When you’re building apps for multiple platforms or deployment scenarios, it is important to manage your app’s configuration in a way that reduces friction and allows you to plainly separate app configurations for each scenario. Having your app’s package manifest file lumped in with your code can lead to silly errors or require a laborious set of steps whenever you perform an app update.
For these reasons I like to separate the entry point of my app and it’s accompanying configuration by placing it into, what I’ll call, a launcher project. I place the guts of my app in a secondary project. Launcher projects remain absent of all but deployment specific artifacts. Pages and so forth are placed in a secondary project.
In Visual Studio this is akin to using a shared project for the core of your application. So, why not use a shared project then, since shared projects offer greater framework flexibility? Well, shared projects don’t allow linked files. If you need to link in files then you may have cause to go for a launcher project instead.

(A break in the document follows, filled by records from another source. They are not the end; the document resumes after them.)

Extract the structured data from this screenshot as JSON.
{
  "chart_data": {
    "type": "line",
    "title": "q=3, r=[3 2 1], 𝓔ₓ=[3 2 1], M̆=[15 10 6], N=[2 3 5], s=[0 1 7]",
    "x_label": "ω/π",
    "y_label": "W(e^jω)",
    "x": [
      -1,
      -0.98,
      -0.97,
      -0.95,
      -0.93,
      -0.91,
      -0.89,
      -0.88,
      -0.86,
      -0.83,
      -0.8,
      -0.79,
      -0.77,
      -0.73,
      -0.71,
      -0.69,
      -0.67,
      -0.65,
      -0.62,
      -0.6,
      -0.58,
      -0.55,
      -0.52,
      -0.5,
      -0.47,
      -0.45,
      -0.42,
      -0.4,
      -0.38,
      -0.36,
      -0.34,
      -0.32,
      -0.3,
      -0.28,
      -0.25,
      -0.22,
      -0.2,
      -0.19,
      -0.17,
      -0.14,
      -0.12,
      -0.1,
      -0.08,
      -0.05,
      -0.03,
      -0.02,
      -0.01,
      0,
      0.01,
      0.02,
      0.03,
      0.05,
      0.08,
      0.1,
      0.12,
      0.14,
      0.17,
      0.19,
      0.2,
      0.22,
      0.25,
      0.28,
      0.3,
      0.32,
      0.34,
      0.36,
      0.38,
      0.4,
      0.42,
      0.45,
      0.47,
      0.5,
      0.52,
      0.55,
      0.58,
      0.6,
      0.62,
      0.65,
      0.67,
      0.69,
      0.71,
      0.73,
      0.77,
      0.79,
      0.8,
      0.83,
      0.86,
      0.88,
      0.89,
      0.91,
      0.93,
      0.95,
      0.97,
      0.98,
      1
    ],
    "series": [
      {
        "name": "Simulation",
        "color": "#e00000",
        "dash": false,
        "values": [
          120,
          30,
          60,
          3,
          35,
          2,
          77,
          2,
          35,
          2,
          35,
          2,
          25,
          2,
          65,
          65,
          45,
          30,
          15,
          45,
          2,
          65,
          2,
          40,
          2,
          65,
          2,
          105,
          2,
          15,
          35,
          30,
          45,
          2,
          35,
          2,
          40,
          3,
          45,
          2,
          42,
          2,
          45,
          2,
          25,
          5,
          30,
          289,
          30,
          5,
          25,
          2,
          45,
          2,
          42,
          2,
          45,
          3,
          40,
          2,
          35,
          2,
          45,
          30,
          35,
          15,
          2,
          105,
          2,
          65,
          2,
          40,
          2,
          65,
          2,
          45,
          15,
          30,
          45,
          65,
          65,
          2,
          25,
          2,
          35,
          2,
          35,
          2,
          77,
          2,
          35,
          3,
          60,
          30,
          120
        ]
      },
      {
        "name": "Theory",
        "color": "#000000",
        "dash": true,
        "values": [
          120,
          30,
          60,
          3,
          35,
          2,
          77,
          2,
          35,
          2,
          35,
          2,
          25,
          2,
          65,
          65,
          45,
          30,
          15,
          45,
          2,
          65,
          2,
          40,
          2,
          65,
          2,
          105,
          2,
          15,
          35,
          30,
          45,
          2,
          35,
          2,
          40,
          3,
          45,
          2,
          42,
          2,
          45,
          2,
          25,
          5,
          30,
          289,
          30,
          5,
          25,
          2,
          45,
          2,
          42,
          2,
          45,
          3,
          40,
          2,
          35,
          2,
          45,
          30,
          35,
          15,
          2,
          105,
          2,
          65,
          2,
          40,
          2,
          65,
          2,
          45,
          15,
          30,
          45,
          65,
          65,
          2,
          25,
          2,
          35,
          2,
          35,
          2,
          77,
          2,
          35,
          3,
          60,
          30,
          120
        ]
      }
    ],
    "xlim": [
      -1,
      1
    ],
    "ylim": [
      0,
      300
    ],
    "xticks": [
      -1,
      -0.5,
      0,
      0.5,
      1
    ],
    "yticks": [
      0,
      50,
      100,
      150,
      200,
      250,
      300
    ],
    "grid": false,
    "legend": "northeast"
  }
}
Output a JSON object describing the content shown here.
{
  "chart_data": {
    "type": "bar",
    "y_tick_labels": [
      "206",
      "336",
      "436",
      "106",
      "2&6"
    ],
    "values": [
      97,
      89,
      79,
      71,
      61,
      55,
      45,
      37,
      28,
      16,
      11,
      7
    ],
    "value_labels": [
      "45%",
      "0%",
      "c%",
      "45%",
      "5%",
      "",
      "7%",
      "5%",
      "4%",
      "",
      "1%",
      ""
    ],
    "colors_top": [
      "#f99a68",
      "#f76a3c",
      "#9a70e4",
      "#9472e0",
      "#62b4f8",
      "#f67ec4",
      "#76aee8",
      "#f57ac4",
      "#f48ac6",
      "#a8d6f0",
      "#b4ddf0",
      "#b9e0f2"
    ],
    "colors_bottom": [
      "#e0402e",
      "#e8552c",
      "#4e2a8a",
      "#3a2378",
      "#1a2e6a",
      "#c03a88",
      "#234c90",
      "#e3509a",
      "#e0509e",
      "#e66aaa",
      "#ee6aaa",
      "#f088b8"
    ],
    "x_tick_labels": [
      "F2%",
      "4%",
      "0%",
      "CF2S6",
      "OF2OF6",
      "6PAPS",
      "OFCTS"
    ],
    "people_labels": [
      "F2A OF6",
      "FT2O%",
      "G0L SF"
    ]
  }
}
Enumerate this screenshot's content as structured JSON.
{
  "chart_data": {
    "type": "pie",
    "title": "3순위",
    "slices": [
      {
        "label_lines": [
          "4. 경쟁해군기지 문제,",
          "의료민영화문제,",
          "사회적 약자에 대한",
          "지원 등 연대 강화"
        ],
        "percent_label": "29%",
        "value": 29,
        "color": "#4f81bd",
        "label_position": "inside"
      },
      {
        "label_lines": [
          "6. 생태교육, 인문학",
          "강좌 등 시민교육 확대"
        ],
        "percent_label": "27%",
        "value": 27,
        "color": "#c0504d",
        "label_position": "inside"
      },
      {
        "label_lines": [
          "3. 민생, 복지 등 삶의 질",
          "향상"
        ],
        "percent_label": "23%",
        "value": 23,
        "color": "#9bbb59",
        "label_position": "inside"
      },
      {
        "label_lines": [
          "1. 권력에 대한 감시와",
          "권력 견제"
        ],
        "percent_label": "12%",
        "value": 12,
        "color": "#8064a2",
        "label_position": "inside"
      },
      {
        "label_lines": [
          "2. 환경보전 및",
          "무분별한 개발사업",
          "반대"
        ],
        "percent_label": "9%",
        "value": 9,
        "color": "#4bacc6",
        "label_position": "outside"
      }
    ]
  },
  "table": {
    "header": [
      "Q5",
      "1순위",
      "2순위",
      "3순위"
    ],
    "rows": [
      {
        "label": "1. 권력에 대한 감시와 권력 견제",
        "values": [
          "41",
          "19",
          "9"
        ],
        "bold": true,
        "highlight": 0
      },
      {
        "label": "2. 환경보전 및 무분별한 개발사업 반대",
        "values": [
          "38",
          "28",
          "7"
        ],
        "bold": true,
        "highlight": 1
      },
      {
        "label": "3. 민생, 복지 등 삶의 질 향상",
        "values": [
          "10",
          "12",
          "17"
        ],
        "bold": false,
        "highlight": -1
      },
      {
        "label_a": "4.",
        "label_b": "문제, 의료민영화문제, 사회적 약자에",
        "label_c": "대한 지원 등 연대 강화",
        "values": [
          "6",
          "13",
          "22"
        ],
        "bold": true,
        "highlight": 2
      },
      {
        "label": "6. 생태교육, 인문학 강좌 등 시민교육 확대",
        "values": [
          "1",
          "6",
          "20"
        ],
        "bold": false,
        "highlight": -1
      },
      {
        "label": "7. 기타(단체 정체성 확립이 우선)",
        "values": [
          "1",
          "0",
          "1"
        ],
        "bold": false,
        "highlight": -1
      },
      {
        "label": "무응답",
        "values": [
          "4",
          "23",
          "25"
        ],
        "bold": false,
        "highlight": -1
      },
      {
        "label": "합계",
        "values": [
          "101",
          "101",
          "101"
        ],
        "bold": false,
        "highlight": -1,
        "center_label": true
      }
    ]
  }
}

Once you have set up your two project you may find your app raising an AccessViolationException. Don’t despair, there is a cure.
The cause of the AccessViolationException in this case is a missing XAML page from your launcher app. If you happen to remove MainPage.xaml, from your entry point project, such that no other .xaml pages remain, then an AccessViolationException is raised when the root frame attempts to perform a navigation. Creating a Dummy.xaml page makes the exception go away.
So there you have it: lean launcher projects supporting multiple deployment scenarios. Just remember to retain a single XAML page in your launcher project.